Partie d’un atelier artisanal et d’une machine brevetée conçue localement, l’entreprise a progressivement structuré une véritable unité agro-industrielle. Aujourd’hui, Délices Surgelés fournit les grandes surfaces locales, exporte vers la Martinique et vise désormais la Guyane et l’Hexagone. Une trajectoire qui prouve que les produits ultramarins peuvent s’imposer sur des marchés concurrentiels, sans folklore ni subventionnite permanente.

Dans un territoire où l’agroalimentaire représente déjà un tiers de l’activité industrielle, cet exemple démonte un mythe tenace : non, les Outre-mer ne sont pas condamnés à l’assistanat économique. La réindustrialisation, priorité nationale assumée, a aussi toute sa place en Guadeloupe. Encore faut-il sortir des discours victimaires et assumer une stratégie de production locale ambitieuse, tournée vers la qualité et la série.

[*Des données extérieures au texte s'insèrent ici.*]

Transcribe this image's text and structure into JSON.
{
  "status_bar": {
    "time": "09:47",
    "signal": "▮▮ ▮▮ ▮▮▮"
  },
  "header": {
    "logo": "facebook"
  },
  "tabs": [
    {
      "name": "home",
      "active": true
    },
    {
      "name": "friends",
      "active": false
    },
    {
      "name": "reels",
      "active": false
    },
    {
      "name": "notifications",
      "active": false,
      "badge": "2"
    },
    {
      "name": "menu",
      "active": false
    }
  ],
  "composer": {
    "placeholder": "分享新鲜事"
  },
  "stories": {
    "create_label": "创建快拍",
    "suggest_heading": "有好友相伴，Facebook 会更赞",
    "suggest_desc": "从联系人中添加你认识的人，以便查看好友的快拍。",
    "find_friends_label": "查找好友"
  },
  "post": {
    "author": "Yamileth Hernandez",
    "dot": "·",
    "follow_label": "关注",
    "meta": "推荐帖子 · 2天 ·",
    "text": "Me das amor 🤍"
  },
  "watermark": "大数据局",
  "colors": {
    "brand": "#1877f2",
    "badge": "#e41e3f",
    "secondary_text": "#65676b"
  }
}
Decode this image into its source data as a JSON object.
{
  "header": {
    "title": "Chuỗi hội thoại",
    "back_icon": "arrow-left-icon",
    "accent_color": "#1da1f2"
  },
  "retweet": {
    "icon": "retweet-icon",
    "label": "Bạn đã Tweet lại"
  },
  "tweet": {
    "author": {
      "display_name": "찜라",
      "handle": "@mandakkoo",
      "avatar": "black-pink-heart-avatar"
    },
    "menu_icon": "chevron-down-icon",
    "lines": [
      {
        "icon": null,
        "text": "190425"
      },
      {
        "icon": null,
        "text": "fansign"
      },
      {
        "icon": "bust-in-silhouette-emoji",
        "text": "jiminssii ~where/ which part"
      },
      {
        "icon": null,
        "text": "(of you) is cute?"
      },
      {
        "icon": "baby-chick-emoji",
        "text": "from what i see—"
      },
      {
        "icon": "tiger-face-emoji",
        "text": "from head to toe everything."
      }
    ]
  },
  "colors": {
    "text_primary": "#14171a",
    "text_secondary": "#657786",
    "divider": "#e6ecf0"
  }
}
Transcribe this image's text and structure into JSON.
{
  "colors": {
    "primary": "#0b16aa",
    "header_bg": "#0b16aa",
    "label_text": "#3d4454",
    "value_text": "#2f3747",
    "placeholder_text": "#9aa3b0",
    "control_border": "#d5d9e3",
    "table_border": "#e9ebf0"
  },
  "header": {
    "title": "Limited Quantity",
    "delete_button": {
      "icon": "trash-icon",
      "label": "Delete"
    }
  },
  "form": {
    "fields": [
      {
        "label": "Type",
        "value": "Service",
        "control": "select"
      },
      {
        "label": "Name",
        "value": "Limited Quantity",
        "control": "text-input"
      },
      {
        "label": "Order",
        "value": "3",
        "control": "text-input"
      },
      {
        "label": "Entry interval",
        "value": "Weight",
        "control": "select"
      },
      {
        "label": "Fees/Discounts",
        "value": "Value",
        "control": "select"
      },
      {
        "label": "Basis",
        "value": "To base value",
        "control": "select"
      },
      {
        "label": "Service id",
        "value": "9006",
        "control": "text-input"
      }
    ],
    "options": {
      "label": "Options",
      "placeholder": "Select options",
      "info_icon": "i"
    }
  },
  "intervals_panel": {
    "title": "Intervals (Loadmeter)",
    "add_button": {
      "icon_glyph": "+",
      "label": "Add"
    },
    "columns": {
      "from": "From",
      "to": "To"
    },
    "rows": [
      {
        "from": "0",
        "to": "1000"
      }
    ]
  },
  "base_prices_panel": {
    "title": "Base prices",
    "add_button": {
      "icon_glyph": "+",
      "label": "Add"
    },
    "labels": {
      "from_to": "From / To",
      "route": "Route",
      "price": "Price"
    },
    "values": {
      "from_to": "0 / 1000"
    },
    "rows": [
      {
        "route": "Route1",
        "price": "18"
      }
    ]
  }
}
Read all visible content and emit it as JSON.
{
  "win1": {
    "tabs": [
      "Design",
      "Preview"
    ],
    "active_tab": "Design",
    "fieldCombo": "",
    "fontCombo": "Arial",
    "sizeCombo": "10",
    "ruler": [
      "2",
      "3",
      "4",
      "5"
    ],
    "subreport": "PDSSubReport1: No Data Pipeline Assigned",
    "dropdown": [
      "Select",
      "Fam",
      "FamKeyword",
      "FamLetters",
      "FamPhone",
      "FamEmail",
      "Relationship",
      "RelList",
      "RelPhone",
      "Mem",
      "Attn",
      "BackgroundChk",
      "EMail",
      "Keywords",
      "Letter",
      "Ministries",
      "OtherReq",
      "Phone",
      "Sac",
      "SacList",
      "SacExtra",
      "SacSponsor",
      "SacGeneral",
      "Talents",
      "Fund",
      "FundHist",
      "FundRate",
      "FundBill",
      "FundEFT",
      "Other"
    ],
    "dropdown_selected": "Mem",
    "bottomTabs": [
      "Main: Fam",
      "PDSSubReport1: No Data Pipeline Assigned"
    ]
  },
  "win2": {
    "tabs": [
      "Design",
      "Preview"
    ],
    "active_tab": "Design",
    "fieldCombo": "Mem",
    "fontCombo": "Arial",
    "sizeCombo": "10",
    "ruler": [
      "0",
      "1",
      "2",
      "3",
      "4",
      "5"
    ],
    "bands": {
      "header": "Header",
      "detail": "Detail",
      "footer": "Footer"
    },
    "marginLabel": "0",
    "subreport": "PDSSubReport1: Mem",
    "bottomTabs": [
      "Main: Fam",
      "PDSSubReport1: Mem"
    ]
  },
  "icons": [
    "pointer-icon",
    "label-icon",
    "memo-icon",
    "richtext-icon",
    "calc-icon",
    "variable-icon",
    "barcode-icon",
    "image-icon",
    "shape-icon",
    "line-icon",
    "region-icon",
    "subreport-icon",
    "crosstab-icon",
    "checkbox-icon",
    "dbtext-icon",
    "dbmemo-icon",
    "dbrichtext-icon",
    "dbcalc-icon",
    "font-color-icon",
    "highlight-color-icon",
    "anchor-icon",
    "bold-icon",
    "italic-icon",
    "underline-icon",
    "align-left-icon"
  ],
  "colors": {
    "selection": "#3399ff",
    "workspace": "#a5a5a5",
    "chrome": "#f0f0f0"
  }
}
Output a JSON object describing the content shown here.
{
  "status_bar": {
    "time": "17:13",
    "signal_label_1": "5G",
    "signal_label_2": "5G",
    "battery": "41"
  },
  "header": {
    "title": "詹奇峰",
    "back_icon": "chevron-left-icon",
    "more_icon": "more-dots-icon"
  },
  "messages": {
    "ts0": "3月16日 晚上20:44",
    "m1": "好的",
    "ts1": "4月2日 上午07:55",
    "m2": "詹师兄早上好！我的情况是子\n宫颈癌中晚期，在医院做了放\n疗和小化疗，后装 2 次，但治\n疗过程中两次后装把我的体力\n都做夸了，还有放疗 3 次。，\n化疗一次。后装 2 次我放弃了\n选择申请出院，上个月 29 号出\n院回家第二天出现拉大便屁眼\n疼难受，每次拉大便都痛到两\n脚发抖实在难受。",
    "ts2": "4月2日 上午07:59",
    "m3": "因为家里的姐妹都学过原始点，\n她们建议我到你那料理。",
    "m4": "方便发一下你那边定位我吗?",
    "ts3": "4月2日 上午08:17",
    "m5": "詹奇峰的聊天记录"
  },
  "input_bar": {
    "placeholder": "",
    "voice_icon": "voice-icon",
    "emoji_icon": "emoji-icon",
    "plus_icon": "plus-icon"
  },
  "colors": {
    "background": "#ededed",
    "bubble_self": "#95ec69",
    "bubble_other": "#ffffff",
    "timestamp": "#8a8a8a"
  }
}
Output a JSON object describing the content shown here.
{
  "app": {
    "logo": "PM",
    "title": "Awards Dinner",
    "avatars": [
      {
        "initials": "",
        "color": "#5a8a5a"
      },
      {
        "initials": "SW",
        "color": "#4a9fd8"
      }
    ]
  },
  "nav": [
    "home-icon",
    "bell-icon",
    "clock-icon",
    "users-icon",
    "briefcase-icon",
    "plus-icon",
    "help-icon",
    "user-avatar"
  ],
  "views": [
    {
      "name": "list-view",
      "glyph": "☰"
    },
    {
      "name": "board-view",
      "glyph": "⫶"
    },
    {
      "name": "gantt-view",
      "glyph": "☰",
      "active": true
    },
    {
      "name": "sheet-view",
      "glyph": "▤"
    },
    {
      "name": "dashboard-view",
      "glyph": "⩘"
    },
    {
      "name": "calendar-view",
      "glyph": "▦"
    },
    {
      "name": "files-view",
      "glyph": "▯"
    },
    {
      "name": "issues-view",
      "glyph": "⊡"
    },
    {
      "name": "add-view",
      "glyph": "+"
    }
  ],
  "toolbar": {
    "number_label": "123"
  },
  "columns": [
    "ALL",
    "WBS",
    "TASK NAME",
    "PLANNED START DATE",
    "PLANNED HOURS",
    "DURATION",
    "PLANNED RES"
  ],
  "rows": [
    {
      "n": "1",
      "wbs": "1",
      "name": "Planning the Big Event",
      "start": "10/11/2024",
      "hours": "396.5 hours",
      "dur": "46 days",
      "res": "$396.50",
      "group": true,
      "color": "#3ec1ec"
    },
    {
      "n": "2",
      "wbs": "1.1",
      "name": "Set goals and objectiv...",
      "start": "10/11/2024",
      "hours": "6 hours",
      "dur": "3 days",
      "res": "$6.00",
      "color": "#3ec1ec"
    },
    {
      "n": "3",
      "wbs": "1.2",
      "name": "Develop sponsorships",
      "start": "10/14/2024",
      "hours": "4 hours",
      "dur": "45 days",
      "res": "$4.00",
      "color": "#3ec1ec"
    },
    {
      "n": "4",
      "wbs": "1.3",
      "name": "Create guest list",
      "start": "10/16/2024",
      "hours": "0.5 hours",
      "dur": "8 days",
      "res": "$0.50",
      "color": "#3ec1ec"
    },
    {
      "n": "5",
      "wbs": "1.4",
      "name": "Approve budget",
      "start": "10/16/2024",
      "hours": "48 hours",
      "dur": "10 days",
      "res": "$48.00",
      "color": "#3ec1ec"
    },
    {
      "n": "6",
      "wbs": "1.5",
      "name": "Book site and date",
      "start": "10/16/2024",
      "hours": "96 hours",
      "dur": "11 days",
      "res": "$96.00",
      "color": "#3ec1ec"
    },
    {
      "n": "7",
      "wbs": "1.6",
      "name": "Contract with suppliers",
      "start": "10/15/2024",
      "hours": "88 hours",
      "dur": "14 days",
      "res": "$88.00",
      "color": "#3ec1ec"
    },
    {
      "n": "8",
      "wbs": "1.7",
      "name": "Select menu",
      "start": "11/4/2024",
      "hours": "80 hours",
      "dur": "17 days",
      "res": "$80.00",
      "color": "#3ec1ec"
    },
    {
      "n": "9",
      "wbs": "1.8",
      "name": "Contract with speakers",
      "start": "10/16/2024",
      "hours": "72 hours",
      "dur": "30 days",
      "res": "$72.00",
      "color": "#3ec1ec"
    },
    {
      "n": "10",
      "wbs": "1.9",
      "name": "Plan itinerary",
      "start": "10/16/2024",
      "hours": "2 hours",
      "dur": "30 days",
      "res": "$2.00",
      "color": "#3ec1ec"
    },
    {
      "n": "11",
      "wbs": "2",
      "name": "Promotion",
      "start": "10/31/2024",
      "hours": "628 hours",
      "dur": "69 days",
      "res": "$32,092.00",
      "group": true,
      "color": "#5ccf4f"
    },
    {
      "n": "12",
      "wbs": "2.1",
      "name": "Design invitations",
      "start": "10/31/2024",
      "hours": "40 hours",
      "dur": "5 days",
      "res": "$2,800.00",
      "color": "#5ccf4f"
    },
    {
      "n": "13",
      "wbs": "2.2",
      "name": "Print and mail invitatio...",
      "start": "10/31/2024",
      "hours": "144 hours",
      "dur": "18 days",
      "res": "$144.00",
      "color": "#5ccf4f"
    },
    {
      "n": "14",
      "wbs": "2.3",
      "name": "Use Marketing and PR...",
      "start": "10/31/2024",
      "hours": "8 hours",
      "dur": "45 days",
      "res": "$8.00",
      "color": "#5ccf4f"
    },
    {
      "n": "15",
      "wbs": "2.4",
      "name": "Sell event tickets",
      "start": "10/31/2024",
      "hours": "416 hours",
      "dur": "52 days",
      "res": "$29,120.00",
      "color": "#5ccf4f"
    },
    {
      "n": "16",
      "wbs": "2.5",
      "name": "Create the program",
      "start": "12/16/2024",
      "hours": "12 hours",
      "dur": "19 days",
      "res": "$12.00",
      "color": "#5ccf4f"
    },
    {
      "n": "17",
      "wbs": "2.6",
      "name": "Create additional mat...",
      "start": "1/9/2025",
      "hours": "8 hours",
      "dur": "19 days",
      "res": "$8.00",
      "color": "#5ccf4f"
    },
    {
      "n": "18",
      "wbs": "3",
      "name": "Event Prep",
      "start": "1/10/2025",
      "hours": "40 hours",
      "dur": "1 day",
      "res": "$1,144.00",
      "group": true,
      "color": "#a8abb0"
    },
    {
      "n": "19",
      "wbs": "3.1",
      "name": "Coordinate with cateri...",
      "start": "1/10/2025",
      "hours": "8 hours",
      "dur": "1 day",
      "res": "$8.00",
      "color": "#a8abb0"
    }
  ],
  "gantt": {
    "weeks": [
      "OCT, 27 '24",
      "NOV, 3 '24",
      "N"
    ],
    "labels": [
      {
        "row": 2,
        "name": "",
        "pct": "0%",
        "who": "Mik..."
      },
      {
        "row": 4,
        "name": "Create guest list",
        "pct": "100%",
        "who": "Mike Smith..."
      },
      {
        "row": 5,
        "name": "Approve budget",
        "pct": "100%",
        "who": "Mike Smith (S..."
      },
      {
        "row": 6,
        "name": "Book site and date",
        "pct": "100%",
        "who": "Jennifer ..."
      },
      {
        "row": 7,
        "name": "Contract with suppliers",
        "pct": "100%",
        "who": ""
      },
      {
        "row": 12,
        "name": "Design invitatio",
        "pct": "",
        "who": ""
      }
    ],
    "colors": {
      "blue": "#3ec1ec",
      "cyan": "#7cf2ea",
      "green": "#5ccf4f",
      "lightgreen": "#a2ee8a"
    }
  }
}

La réussite de Délices Surgelés pose toutefois une question politique et collective : celle du choix. Choix des consommateurs, appelés à privilégier les produits locaux plutôt que l’importation systématique. Choix des banques et des pouvoirs publics, sommés d’accompagner les entrepreneurs au lieu de les freiner par des lenteurs administratives. Produire localement, c’est créer de l’emploi, renforcer la souveraineté économique et consolider l’ancrage des Outre-mer dans l’économie française. La Guadeloupe en apporte ici une démonstration concrète.